さらに特筆しておきたいのが音作りです。使っているのはジャケ写でも見られるエレキギターだと思われまずが、演奏時にはアンプを通さずにマイクでギターの音をひろったんじゃないでしょうか?
もちろんアンプを通しての録音も入っていますから、一概には言えないんですが、「Stella By Stralight」や「My Old Falme」の生音感覚は、驚異的なピッキングの上手さが繊細なところまで堪能出来ますから、なかなかのアイディア賞だと思います。
そして演奏全体は完全無欠の素晴らしさ♪ ギターの独演会だからといって、シミジミと自己満足しているところなど微塵もありません。

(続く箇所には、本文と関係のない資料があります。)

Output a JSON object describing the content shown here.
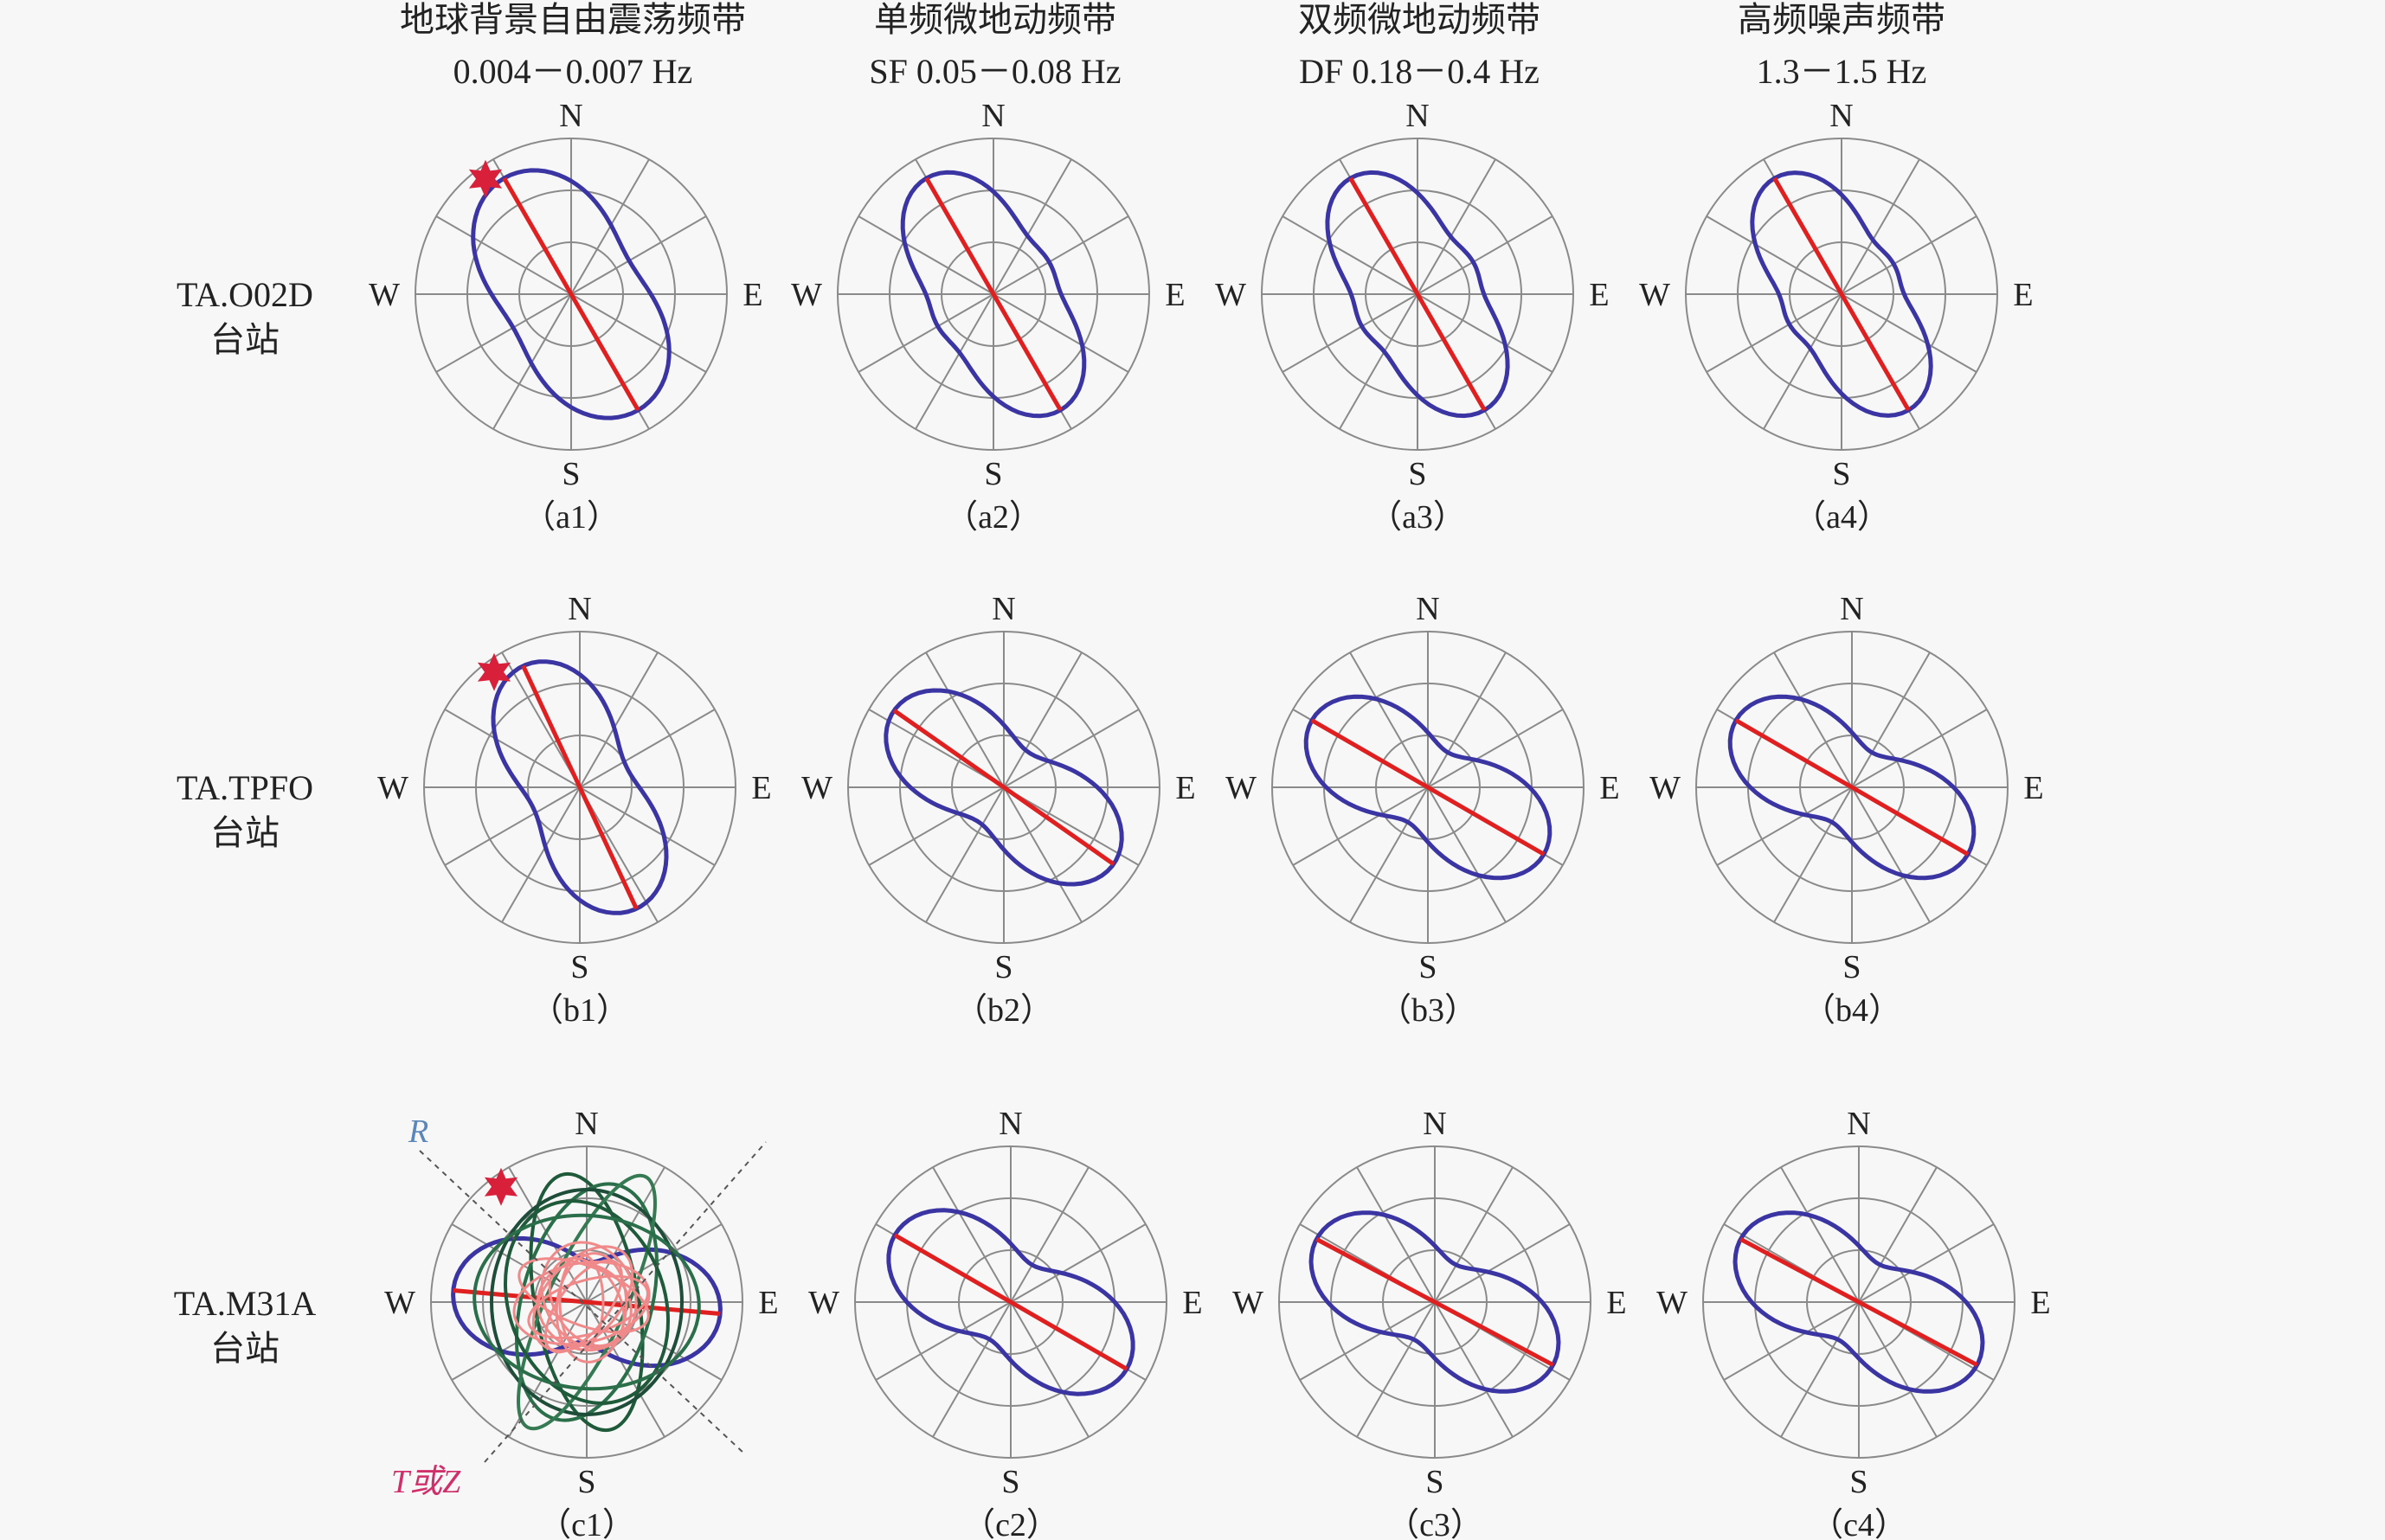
{
  "columns": [
    {
      "title": "地球背景自由震荡频带",
      "range": "0.004－0.007 Hz"
    },
    {
      "title": "单频微地动频带",
      "range": "SF 0.05－0.08 Hz"
    },
    {
      "title": "双频微地动频带",
      "range": "DF 0.18－0.4 Hz"
    },
    {
      "title": "高频噪声频带",
      "range": "1.3－1.5 Hz"
    }
  ],
  "stations": [
    {
      "name": "TA.O02D",
      "suffix": "台站"
    },
    {
      "name": "TA.TPFO",
      "suffix": "台站"
    },
    {
      "name": "TA.M31A",
      "suffix": "台站"
    }
  ],
  "directions": {
    "n": "N",
    "e": "E",
    "s": "S",
    "w": "W"
  },
  "panel_labels": [
    [
      "（a1）",
      "（a2）",
      "（a3）",
      "（a4）"
    ],
    [
      "（b1）",
      "（b2）",
      "（b3）",
      "（b4）"
    ],
    [
      "（c1）",
      "（c2）",
      "（c3）",
      "（c4）"
    ]
  ],
  "annotations": {
    "r_label": "R",
    "tz_label": "T或Z"
  },
  "colors": {
    "pattern": "#3a35a3",
    "axis": "#e02020",
    "ring": "#8a8a8a",
    "star": "#d8203a"
  },
  "icons": {
    "event_marker": "six-point-star-icon"
  }
}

ジャズ特有のグルーヴィな表現や烈しい躍動感、またスローな感情表現の機微が徹底的に追及されています。
例えば「How High The Moon」では4ビートのベースパートまでも弾いてしまう荒業を出しますし、ジャズギターのあらゆるテクニックを出しまくった「Night And Day」や「The Song Is You」も痛快です。
とにかく余人にはコピー不可能の世界! しかし聴いていて疲れるなんて事はありませんからねぇ~。まあ、これは私だけかもしれませんが♪
そして好評に応えて続篇が作られていくのは、当然が必然の世界なのでした。